Journalist Mitch Perry speaks with KPFA during usual banter about the impact of hurricane Irma in Tampa, Florida. Afterwards, Salima Hamirani converses with a Rohingya human rights activist about the violent military crackdown in Burma targeting the Rohingya and the resulting refugee crisis. Jeanne Marie Hallacy, American director of the documentary film about the Rakhine state in Burma, Sittwe, expands upon the details of the crisis.
At the top of the second hour we begin a three part investigation into the conversation around Antifa. Aaron Sankin, a Reveal reporter, highlights the strategic efforts of the Alt-Right to leverage Antifa in an effort to make the Alt-Right appear reasonable. Laura Rosenberger, a fellow at the German Marshall Fund, points out instances of coordinated amplification networks on Twitter intended to promote Alt-Right viewpoints and disseminate disinformation. An extended version of this discussion is available on the second episode of our new podcast, UpFront Tech.
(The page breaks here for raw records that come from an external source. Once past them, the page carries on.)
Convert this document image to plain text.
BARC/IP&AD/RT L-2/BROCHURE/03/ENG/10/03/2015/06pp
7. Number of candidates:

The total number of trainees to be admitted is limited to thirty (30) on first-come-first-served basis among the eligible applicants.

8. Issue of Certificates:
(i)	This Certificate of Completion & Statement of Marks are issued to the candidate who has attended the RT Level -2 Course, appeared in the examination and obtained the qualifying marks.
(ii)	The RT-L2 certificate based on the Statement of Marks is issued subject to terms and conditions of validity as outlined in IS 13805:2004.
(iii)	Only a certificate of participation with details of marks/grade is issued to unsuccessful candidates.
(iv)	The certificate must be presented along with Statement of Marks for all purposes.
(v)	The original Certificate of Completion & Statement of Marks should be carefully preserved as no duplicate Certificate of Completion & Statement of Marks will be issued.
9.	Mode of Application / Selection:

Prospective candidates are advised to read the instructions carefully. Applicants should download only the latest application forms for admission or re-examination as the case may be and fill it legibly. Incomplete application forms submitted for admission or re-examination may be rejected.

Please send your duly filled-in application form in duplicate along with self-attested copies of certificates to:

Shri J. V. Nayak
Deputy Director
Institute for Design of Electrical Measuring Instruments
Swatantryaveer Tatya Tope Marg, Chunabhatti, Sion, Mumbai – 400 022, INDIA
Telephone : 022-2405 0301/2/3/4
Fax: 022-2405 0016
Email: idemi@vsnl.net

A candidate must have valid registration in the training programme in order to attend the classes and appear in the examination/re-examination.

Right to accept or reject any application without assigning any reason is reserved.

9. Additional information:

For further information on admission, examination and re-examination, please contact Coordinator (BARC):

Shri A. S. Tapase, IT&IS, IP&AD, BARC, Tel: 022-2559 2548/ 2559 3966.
Then, we feature a debate between Chris Hedges, Pulitzer Prize-winning journalist and author, and Michael McBride, pastor and anti-incarceration activist, debate whether the tactics deployed by Antifa are viable.
- Mitch Perry, a reporter with Extensive Enterprises since November of 2014. Previously, he served as five years as the political editor of the alternative newsweekly Creative Loafing.
- Jeanne Marie Hallacy, documentary filmmaker of several films on Burma and longtime Burma specialist
- Aaron Sankin is a reporter for Reveal covering online privacy and cybersecurity with a focus on low socioeconomic-status communities. Before joining Reveal, he was a founding editor of The Huffington Post’s San Francisco vertical and a senior staff writer on The Daily Dot’s politics team.
- Laura Rosenberger is director of the Alliance for Securing Democracy and a senior fellow at The German Marshall Fund of the United States. Before she joined GMF, she was foreign policy advisor for Hillary for America.
- Chris Hedges, journalist, social critic, and best-selling author. He was previously a foreign correspondent with the New York Times and part of the team that won the 2002 Pulitzer Prize for coverage of global terrorism.
- Michael McBride, pastor of the Way Christian Center in Berkeley and National Director of the LIVE FREE Campaign with the PICO National Network, a campaign led by faith congregations that addresses gun violence and mass incarceration of young people of color.